Closed Bug 1112577 Opened 10 years ago Closed 9 years ago

CallLogDB transactions are not atomic

Categories

(Firefox OS Graveyard :: Gaia::Dialer, defect)

x86_64
Linux
defect
Not set
normal

Tracking

(b2g-v2.0 affected, b2g-v2.1 affected, b2g-v2.2 fixed, b2g-master fixed)

RESOLVED FIXED
2.2 S6 (20feb)
Tracking Status
b2g-v2.0 --- affected
b2g-v2.1 --- affected
b2g-v2.2 --- fixed
b2g-master --- fixed

People

(Reporter: jlorenzo, Assigned: gsvelto)

References

Details

(Whiteboard: [planned-sprint c=3])

Attachments

(2 files, 8 obsolete files)

46 bytes, text/x-github-pull-request
Details | Review
40.20 KB, patch
thills
: review+
Details | Diff | Splinter Review
Like discussed on IRC, we're having a lot of intermittent failures on the UI tests checking the CallLog.
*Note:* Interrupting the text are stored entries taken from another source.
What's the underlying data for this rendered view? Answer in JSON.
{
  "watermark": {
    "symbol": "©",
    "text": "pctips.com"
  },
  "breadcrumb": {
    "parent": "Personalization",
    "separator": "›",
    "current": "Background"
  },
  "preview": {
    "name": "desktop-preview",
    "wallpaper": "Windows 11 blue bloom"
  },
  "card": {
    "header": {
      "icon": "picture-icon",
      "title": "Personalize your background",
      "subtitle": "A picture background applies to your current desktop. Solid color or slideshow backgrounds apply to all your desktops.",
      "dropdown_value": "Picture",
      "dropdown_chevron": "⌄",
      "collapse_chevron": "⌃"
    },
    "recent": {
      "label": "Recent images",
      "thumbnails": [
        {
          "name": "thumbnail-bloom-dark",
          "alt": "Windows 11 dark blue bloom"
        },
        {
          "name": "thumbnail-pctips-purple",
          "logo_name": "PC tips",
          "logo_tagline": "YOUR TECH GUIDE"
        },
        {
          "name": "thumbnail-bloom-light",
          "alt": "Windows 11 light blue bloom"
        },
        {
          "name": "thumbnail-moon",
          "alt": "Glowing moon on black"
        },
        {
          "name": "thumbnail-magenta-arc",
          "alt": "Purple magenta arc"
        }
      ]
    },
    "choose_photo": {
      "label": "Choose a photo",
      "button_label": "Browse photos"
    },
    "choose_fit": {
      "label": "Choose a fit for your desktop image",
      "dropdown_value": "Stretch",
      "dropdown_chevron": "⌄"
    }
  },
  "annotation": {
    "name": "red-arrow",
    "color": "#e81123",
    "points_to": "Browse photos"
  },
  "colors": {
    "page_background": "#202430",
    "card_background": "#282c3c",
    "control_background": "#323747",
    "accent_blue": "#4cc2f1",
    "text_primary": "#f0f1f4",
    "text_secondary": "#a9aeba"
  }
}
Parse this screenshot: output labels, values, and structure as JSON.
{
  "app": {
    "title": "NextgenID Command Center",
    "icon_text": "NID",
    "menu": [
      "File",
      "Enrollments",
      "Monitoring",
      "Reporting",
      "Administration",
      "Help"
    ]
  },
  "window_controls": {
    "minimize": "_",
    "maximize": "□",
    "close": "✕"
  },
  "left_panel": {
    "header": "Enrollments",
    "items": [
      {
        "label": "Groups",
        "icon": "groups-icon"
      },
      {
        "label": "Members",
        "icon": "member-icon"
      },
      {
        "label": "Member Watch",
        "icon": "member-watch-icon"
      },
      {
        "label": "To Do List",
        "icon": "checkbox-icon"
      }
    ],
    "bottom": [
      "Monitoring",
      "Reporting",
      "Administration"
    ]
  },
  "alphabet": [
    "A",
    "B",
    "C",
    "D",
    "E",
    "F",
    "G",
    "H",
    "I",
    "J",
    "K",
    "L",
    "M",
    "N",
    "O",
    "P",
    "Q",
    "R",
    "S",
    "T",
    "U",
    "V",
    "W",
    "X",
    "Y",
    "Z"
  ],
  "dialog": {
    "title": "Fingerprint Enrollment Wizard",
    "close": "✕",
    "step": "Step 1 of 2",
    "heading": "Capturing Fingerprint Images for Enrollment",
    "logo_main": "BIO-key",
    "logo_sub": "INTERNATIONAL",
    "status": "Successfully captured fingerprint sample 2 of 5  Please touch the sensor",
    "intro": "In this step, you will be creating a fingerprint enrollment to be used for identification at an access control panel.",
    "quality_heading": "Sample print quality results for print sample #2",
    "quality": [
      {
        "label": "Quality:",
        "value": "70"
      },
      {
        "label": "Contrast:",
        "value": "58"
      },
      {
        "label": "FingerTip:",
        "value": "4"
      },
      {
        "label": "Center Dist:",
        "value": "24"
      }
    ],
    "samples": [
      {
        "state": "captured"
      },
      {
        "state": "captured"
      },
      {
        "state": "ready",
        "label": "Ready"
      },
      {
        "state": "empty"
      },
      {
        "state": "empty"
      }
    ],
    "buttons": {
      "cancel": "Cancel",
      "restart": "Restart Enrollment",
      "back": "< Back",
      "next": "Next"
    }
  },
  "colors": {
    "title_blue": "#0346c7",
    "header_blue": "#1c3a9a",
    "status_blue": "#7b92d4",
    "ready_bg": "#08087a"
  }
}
In bug 1093608, I see more failures now that I delete the database after each test[1]. :gsvelto explained that the CallLogDB relies on the `onsuccess` event to determine if a transaction is finished. `oncomplete` is more appropriated in this case.

That could explain why we have more failures when inserting and deleting entries in the database.

[1] http://jenkins1.qa.scl3.mozilla.com/view/UI/job/flame-kk.ui.adhoc/449/console
A little more context: the call log DB code is currently starting IndexedDB transactions from within other IndexedDB transactions which would be bad enough in and by itself but in addition to this it also doesn't properly check if transactions have succeeded or not. The user-provided callback for a database operation is usually invoked from the `onsuccess' handler of the transaction's last request rather than from the `oncomplete' handler of the transaction itself.
This is a first attempt at fixing all the races and abuses of the IndexedDB API. Unfortunately it breaks making outgoing calls to unknown numbers as I can't keep a single transaction alive across the function call used to retrieve the contact information. I need to find a way to solve that issue while keeping the operation atomic.
Status: NEW → ASSIGNED
Whiteboard: [planned-sprint c=1]
Target Milestone: --- → 2.2 S3 (9jan)
I've fixed the problems I was having with outgoing calls and now this seems to work OK. The idea there is that I look for an existing group of calls, if I don't find it I retrieve the contact info and then - before adding the new group - I check again if it's already there. This is needed because we must use two separate transactions (due to the asynchronous contact query in the middle) yet we don't want to add the same group twice if they come in rapid sequence.

Johan, could you check if this patch fixes the problems you were having with the integration tests?
Attachment #8539262 - Attachment is obsolete: true
Attachment #8540663 - Flags: review?(drs.bugzilla)
Attachment #8540663 - Flags: feedback?(jlorenzo)
Is there perhaps also some relationship to bug 1105168, where we have to use a time.sleep(1) when we'd rather not do that?
Comment on attachment 8540663 [details] [diff] [review]
[PATCH] Ensure that all call log database operations are atomic

Like discussed on IRC last week, I'm still having issues even after pushing this patch on my phone. The test in bug 1096385 still fails: A phone call is placed, then another is received but nothing happens on the call log.
Attachment #8540663 - Flags: feedback?(jlorenzo) → feedback-
Comment on attachment 8540663 [details] [diff] [review]
[PATCH] Ensure that all call log database operations are atomic

Clearing review until comment 6 is addressed.
Attachment #8540663 - Flags: review?(drs.bugzilla)
Blocks: 1117804
Target Milestone: 2.2 S3 (9jan) → 2.2 S4 (23jan)
Rebased patch as the attached one had bit-rotted.
Attachment #8540663 - Attachment is obsolete: true
Quick update, according to :jlorenzo the issue in comment 1096385 is not reproducing anymore. He's confirming that this is really the case; if it is I'll ask for review on the attached patch.
Bug 1096385 doesn't seem to be happening anymore but then again http://jenkins1.qa.scl3.mozilla.com/view/UI/job/flame-kk.ui.adhoc/621/console is full of timeouts; if it was a race-condition it might have disappeared because the runner is slow.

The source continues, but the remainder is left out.